Local payment methods in UK set to overtake cards online, study shows
By Puja Sharma
Contactless payments have become second nature for consumers in mature markets. New research from myPOS shows that 69% of people in the UK now primarily pay by tapping a card, smartphone, or smartwatch. At first glance, this suggests a continued dominance of card-based payments. However, a closer look at global payment trends reveals a more fundamental shift underway, one that could significantly reshape the payments landscape over the next five years.
According to research from Boku and Juniper Research, mobile-native, non-card local payment methods (LPMs) are expected to overtake cards as the leading way to pay online by 2028. This transition is not incremental. By that year, 59% of global eCommerce transaction value is projected to flow through LPMs rather than traditional card networks. With global payments volumes on track to reach $290 trillion by 2030, the implications for banks, payment networks, fintechs, and merchants are substantial.
In practical terms, this shift means that nearly 60% of eCommerce transactions globally will be powered by local payment methods, representing an estimated $7 billion per year moving away from card rails into a fragmented ecosystem of alternative payment systems. These include account-to-account payments, real-time bank transfers, carrier billing, and region-specific digital wallets that are often deeply embedded in local financial infrastructure.
The rise of LPMs reflects changing consumer behaviour, particularly among Gen Z and digitally native users who prioritise speed, convenience, and familiarity over legacy payment instruments. In many markets, consumers increasingly prefer payment methods that are native to their banking or mobile ecosystems rather than card-based abstractions layered on top. This trend is especially pronounced in regions where cards never achieved universal penetration, but it is now accelerating even in traditionally card-heavy markets.
Stuart Neal, CEO of Boku, attributed this transformation to both demand-side and supply-side forces. “Local Payment Methods (LPMs) have had a meteoric rise over the past decade. It’s hard to overstate what a significant and rapid change we’ve seen, and behind it are two main driving forces: changing consumer preferences and rapid technological innovation,” he notes. His observation highlights a broader reality for the payments industry. The shift toward LPMs is not simply about cost or checkout optimisation; it reflects a deeper alignment between payments infrastructure and how consumers already manage money in their daily lives.

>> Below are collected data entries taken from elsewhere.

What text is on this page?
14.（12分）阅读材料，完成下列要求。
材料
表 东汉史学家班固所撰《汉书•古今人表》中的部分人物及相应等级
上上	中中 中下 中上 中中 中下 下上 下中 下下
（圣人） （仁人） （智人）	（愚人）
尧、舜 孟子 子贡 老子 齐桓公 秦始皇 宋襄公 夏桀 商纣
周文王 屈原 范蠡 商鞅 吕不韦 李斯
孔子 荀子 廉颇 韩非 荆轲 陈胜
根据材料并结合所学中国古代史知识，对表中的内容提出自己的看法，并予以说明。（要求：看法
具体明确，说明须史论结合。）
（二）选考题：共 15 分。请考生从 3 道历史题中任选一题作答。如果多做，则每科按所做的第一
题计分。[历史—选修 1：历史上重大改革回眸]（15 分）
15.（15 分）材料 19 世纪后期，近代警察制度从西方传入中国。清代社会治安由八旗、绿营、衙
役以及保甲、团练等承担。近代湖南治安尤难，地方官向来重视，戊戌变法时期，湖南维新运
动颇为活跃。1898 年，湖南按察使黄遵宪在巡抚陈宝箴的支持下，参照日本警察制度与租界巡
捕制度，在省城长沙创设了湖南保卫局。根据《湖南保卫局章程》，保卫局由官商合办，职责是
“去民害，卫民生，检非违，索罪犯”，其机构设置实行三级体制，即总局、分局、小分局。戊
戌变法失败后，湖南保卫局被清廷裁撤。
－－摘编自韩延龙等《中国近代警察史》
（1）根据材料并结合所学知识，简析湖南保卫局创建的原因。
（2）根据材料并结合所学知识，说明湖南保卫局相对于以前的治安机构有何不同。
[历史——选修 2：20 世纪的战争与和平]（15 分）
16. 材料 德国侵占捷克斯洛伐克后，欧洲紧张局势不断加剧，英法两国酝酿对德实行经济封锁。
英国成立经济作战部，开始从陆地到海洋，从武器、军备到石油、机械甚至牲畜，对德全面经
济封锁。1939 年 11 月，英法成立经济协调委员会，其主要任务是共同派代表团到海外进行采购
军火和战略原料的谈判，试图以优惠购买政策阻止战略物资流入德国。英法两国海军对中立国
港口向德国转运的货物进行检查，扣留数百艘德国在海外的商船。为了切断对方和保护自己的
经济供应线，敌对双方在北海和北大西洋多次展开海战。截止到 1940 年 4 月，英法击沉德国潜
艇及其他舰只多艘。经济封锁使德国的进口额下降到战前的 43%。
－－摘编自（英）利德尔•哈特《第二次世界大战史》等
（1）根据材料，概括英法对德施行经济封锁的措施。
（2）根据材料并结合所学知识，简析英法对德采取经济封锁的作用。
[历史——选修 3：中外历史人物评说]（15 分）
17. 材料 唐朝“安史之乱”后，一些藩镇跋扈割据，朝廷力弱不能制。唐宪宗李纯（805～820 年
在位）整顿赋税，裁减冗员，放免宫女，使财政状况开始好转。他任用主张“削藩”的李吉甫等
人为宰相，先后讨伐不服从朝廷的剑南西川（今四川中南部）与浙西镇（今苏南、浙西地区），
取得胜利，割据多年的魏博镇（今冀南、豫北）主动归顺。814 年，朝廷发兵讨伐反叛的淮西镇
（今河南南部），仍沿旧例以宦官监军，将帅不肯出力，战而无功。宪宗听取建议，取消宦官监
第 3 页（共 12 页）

For merchants, the implications are becoming increasingly clear. Capturing a share of the $10.6 trillion global eCommerce opportunity will depend less on optimising card acceptance and more on supporting the right mix of local payment methods across geographies. Failure to do so risks excluding large segments of customers who may abandon transactions if their preferred payment option is unavailable. This is particularly relevant for cross-border eCommerce, where reliance on cards alone can limit reach and increase friction.
From a fintech and infrastructure perspective, the rise of LPMs introduces both opportunity and complexity. While alternative payment systems can reduce dependency on global card networks, they also create challenges around orchestration, reconciliation, fraud management, and regulatory compliance across jurisdictions. As a result, demand is growing for payment platforms that can aggregate, manage, and optimise multiple local methods through a single integration.
Ultimately, the data points to a payments ecosystem in transition. Cards are not disappearing, but they are no longer the default endpoint of digital commerce. Instead, they are becoming one option among many in a rapidly diversifying payments stack. As consumer preferences continue to evolve and real-time payment infrastructure expands globally, local payment methods are moving from the periphery to the core of digital commerce strategy.